Menurut satu cerita, nama Rifa'i berkaitan dengan nama Suku Rifa'i yang tinggal
di Makkah sejak tahun 217 H tetapi pindah ke Sevilla di Spanyol. Pada masa
kakek Syaikh Ahmad Rifa'i pada tahun 450 H, datanglah keluarga Rifa'i ke
Basrah. Oleh karena datang dari barat, maka kakek Syaikh Ahmad Rifa'i memakai
nama Al-Maghribi. Sebagian meriwayatkan, ayah dari Syaikh Ahmad Rifa'i yang
pindah dari Maghrib ke Irak, tinggal di kota Ummu ‘Ubaidah di Batha'ih.

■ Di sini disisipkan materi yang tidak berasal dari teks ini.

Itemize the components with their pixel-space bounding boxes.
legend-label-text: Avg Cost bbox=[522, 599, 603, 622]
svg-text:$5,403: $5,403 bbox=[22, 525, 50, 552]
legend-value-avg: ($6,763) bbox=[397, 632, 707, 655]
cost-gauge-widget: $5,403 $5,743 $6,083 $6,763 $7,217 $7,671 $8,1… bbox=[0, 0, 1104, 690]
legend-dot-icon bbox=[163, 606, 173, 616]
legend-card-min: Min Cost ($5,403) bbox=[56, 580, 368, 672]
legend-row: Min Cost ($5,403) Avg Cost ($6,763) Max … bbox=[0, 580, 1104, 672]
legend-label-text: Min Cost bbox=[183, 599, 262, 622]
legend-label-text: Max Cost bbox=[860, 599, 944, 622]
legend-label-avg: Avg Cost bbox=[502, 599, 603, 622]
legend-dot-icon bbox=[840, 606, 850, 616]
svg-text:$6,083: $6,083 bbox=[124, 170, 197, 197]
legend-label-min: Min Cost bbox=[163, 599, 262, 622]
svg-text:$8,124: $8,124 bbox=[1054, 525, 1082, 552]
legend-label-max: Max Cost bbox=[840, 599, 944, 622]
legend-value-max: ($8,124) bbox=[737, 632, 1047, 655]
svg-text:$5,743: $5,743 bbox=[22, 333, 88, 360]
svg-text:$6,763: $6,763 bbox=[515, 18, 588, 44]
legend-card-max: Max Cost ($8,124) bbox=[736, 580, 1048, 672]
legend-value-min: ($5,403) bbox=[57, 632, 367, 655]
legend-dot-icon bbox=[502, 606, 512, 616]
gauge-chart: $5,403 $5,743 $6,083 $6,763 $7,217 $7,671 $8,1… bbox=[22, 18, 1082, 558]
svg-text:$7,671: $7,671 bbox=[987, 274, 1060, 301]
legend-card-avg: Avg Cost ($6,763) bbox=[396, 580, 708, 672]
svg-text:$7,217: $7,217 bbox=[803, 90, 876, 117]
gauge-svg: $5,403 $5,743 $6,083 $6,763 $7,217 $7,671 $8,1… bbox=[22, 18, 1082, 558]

Menurut riwayat, ketika berusia 7
tahun ayahanda Syaikh Ahmad Rifa'i wafat di Baghdad. Ia kemudian diasuh
oleh pamannya, Syaikh Mansyur Al-Batha'ih, yang tinggal di Basrah. Asy-Sya'rani
dalam kitab Lawaqihul Anwar menuturkan bahwa Syaikh Mansyur Al-Batha'ih adalah
seorang syaikh thariqah. Dalam sejarah hidup Syaikh Ahmad, ia pertama
kali belajar Ilmu Fiqih Mazhab Syafi'i dengan mempelajari Kitab Al-Tanbih dari
Syaikh Abul Fadl Al-Wasithi, akan tetapi belakangan ia lebih cenderung
kepada ilmu tasawuf. Kecenderungan kepada tasawuf itu kemungkinan disebabkan
oleh lingkungan keluarganya yang menganut gerakan sufisme dan bahkan paman yang
mengasuhnya adalah guru besar (syaikh) tarikat. Bahkan di bawah bimbingan
sang paman, Syaikh Mansyur Al-Batha'ih, Syaikh Ahmad Rifa'i memasuki dunia
tasawuf secara mendalam sampai ia menggantikan kedudukan sang paman sebagai
syaikh.
Syaikh Sholah ‘Azham, penulis
masalah-masalah tasawuf asal Mesir, menuturkan kisah pemilihan syaikh yang
patut menggantikan kedudukan Syaikh Mansyur Al-Batha'ih yang sudah tua dan
sakit-sakitan. Syaikh Mansyur Al-Batha'ih ingin memilih khalifah penggantinya.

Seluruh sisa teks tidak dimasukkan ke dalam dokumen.